Bank stocks have plunged in the new year, surprising a number of analysts and investors who had hoped that the long-awaited rate rise by the Federal Reserve would (finally!) help boost financials’ collective profit margins. Instead, the market seems squarely focused on the turning of the credit cycle and the idea of losses yet to come.*
On that note, I think it’s worth reiterating where the froth on bank balance sheets lies.
I’m willing to bet it’s about to get interesting to be a banking reporter again.
Fierce battle for corporate loans sparks US bank risk concerns (May 2013, Financial Times) – US banks were sharply increasing loans to big and small businesses in the aftermath of the financial crisis. In itself, the move to more business lending was not necessarily a bad development for the wider economy, or for the banking system. But the worry, as ever, was that intense competition to extend more commercial loans combined with a desperate need to boost return on equity, could spur banks to offer money at dangerously low rates and on far too loose terms.
Regulators on alert as US banks boost commercial loans (May 2013, Financial Times) – Companion piece to the above. This part proved rather ironic in the wake of collapsing oil prices: “Dick Evans, the chief executive of Texas-based Frost Bank, remembers the recession that hit the Lone Star state in the 1980s: banks that had been lending to booming energy groups suffered when the price of crude collapsed. Then, he says, it was real estate lending that banks turned to in an effort to replace some of their lost returns from commercial lending. Three decades on, that history may be reversing across the US [as banks trade real estate lending for commercial loans].”
Wall Street trades home mortgages for corporate credit – (July 2014, Financial Times) – Home mortgage lending stagnated as banks and other lenders grappled with new rules and the continued fallout from the biggest housing crash in US history. At the same time, lending to many American companies surged, helping shift Wall Street’s once-dormant securitisation machine into gear, while the market for corporate bonds also boomed (with much of that money flowing into the energy sector).

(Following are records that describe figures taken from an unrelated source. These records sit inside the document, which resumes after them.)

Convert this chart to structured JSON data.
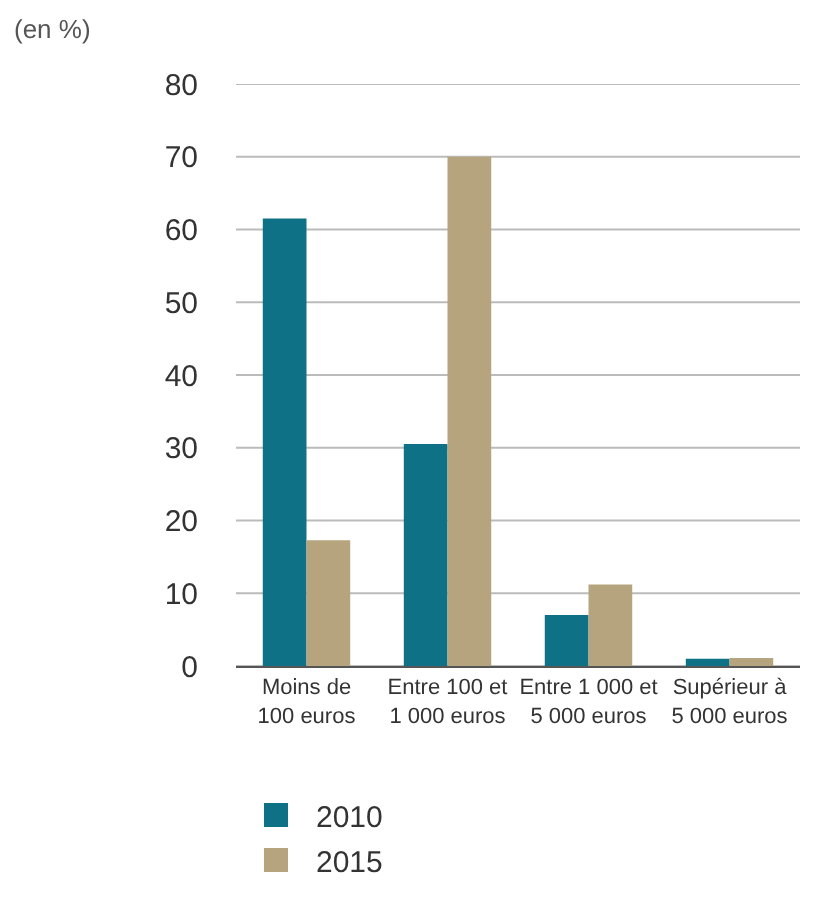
{
  "chart_data": {
    "type": "bar",
    "ylabel": "(en %)",
    "categories": [
      "Moins de\n100 euros",
      "Entre 100 et\n1 000 euros",
      "Entre 1 000 et\n5 000 euros",
      "Supérieur à\n5 000 euros"
    ],
    "series": [
      {
        "name": "2010",
        "color": "#0e7186",
        "values": [
          61.5,
          30.5,
          7,
          1
        ]
      },
      {
        "name": "2015",
        "color": "#b5a47e",
        "values": [
          17.3,
          70,
          11.2,
          1.1
        ]
      }
    ],
    "ylim": [
      0,
      80
    ],
    "yticks": [
      0,
      10,
      20,
      30,
      40,
      50,
      60,
      70,
      80
    ],
    "grid": "y",
    "legend": "bottom left"
  }
}
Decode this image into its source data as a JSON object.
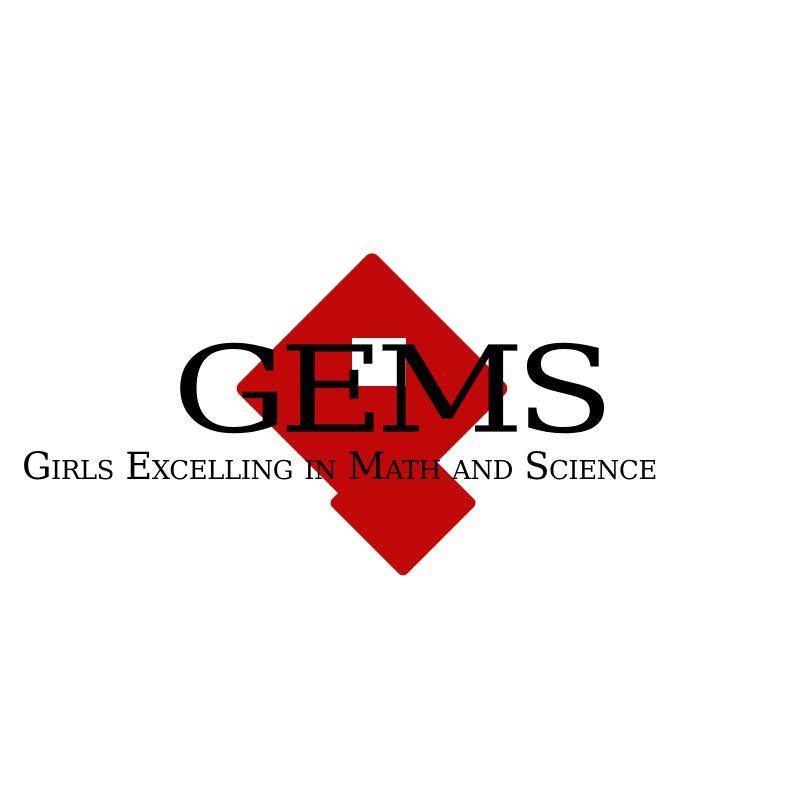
{
  "logo": {
    "title": "GEMS",
    "tagline": "Girls Excelling in Math and Science",
    "colors": {
      "diamond": "#c00808",
      "text": "#000000",
      "background": "#ffffff"
    }
  }
}
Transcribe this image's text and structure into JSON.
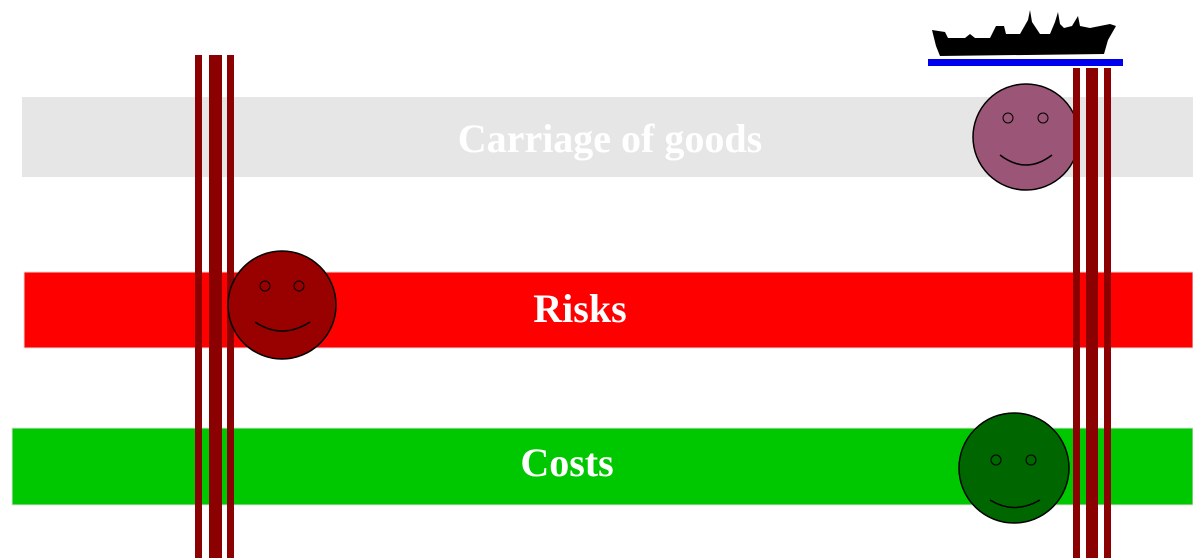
{
  "bands": [
    {
      "label": "Carriage of goods"
    },
    {
      "label": "Risks"
    },
    {
      "label": "Costs"
    }
  ]
}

Where once the origination and bundling of home loans was big business, corporate credit has for the past few years been the thing keeping banks and other financial institutions busy.
Commercial credit is the new mortgage credit – (September 2015, Bloomberg) – Key sentence: “Whether the surging popularity of commercial credit in all its forms results in the same kind of bust that overtook the housing bond market remains to be seen. Plenty of analysts, investors and regulators have certainly expressed concerns about an asset class that is being chased by so many yield-hungry investors, and pitched by so many profit-hungry financial institutions.”
All that commercial lending by banks suddenly isn’t looking so hot – (January 2016, Bloomberg) – Written a day or two before the beginning of bank earnings season, this post pointed out that financial institutions; commercial and industrial (C&I) loan portfolios were showing signs of cracking. Sure enough, the fourth-quarter earnings season yielded a bunch of big-name banks setting aside more loan loss provisions to cover soured energy loans, which fall into the C&I classification.
*And I haven’t even mentioned the impact of negative rates, which wreak havoc on the business model.